M. François Baertschi (MCG). Une fois de plus, on se trouve face à une justice politisée avec des gens qui ne peuvent siéger comme juges que s'ils sont membres d'un parti, ce qui est tout à fait inacceptable et représente une atteinte aux libertés les plus fondamentales de l'être humain puisqu'on oblige les gens à adhérer à un groupe. Dieu merci, il n'y a pas encore de parti unique... Pas encore ! On parle bien évidemment d'une disposition transitoire, donc il s'agit d'agir intelligemment et de suivre ce texte de loi mais celui-ci pose malgré tout de graves problèmes, notamment celui de l'omnipotence et de l'omniprésence du procureur général, véritable dictateur institutionnel... (Exclamations.) ...qui a de plus en plus de pouvoir...
Le président. Modérez vos propos, Monsieur.
M. François Baertschi. Sauf son respect, je ne vise pas la personne mais l'institution et la façon dont elle est gérée, ce qui n'est pas acceptable en termes institutionnels. J'en resterai là, je ne me permettrai pas de faire des attaques personnelles, contrairement à certains en d'autres occasions ! Je ne vise personne, Monsieur le président, je parle uniquement de principes et, à ce niveau-là, la situation de la justice genevoise n'est pas acceptable. On est dans le déni des droits les plus fondamentaux, qu'on le veuille ou non, et c'est d'ailleurs pour cette raison que nous allons prochainement déposer un texte de loi contre cette injustice fondamentale; nous donnerons ainsi la possibilité à ce parlement et éventuellement au peuple de voter sur ce sujet. Je vous remercie, Monsieur le président. (Applaudissements.)

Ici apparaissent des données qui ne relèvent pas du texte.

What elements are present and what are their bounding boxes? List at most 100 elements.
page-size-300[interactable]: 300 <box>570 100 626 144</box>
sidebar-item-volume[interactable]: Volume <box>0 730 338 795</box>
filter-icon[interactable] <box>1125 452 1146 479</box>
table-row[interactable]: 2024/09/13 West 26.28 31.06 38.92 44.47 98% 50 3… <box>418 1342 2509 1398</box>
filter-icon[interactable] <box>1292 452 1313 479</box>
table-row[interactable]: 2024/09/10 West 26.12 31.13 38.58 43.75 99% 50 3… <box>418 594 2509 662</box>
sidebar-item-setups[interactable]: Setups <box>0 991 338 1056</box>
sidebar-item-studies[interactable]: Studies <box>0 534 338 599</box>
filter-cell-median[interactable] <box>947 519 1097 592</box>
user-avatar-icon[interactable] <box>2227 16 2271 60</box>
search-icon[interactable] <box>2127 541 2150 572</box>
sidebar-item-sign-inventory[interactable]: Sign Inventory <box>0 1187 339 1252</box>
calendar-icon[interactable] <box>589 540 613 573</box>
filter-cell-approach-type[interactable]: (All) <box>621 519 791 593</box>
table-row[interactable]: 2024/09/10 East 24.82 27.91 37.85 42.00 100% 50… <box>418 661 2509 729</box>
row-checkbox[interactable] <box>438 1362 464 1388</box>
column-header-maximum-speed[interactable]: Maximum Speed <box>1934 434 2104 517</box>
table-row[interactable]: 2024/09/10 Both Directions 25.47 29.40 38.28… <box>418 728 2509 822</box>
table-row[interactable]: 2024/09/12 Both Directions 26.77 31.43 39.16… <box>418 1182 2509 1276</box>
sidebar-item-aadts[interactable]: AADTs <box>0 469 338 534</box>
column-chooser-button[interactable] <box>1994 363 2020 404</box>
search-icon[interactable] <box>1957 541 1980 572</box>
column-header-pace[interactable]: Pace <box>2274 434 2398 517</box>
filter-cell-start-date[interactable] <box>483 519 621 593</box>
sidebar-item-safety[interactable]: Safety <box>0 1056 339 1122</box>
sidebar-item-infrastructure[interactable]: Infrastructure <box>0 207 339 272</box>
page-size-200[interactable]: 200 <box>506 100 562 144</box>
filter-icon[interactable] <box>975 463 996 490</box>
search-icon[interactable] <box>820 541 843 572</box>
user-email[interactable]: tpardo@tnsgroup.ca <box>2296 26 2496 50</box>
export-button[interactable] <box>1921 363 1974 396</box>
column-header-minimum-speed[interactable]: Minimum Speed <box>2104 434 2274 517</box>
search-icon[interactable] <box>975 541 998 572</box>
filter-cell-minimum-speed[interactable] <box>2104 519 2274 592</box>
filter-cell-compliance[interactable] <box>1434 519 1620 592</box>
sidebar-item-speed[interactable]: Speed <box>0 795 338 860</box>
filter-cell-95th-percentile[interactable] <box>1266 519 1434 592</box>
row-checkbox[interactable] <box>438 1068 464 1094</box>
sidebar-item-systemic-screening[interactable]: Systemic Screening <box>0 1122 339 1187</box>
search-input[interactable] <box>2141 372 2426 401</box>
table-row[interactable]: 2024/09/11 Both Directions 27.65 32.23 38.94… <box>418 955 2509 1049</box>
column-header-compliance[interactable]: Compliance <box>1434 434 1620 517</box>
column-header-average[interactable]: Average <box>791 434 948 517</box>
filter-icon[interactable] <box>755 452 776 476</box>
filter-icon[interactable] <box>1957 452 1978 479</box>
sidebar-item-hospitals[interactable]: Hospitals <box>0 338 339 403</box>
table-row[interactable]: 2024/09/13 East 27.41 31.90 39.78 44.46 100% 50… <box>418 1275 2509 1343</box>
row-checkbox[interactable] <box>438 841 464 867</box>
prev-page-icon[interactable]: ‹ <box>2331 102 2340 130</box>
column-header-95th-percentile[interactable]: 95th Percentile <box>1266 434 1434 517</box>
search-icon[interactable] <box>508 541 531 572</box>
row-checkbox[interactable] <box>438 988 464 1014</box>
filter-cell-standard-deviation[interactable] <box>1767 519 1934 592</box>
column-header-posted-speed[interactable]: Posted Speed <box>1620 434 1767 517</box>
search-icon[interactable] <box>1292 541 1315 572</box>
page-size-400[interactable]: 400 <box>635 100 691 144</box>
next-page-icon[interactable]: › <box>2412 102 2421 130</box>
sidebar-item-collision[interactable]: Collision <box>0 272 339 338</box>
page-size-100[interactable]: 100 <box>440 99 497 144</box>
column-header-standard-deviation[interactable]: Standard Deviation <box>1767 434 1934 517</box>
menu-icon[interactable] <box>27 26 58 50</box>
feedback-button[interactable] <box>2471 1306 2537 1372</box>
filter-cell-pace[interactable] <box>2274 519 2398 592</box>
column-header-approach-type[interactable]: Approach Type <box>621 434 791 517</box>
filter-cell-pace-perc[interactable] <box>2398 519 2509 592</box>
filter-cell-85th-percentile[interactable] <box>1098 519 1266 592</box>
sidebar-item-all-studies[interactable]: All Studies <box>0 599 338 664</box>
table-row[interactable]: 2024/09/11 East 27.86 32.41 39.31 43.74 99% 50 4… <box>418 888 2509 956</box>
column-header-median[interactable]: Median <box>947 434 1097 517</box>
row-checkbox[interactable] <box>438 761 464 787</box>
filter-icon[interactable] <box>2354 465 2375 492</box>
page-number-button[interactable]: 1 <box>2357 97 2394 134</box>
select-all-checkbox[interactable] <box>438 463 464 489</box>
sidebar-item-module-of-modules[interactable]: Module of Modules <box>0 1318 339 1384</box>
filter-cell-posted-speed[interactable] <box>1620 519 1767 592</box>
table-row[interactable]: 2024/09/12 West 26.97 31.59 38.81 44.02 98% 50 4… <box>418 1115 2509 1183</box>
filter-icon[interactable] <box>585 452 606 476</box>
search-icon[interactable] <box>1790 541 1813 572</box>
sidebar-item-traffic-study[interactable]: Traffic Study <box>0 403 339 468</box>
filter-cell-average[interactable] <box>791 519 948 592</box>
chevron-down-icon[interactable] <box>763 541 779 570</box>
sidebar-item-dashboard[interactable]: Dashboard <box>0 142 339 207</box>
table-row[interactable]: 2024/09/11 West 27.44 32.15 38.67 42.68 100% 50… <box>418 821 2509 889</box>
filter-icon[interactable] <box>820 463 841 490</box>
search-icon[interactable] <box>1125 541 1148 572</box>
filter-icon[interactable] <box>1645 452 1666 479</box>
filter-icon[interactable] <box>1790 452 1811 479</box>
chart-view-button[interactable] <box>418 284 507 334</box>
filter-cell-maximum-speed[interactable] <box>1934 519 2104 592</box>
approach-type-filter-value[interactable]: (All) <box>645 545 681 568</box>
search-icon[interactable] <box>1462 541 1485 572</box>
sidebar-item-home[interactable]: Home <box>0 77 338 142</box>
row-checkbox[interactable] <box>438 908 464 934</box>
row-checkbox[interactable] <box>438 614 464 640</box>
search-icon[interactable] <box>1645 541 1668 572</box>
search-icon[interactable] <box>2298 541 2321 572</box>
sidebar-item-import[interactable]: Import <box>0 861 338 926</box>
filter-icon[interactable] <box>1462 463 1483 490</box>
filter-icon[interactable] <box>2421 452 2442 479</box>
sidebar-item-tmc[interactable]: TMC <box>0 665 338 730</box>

M. Cyril Mizrahi (S). Chères et chers collègues, un mot à l'attention de mon collègue du MCG - vous transmettrez, Monsieur le président: je pense qu'il ne faut pas se tromper de débat, et j'aurai d'ailleurs la même remarque à faire à l'égard de mon collègue Riedweg. Je vais vous expliquer pourquoi. Tout d'abord, il est incorrect de dire que les juges doivent être affiliés à un parti politique, c'est factuellement faux: certains magistrats ne sont pas membres d'un groupe politique et sont élus tout de même, donc ce n'est pas une obligation.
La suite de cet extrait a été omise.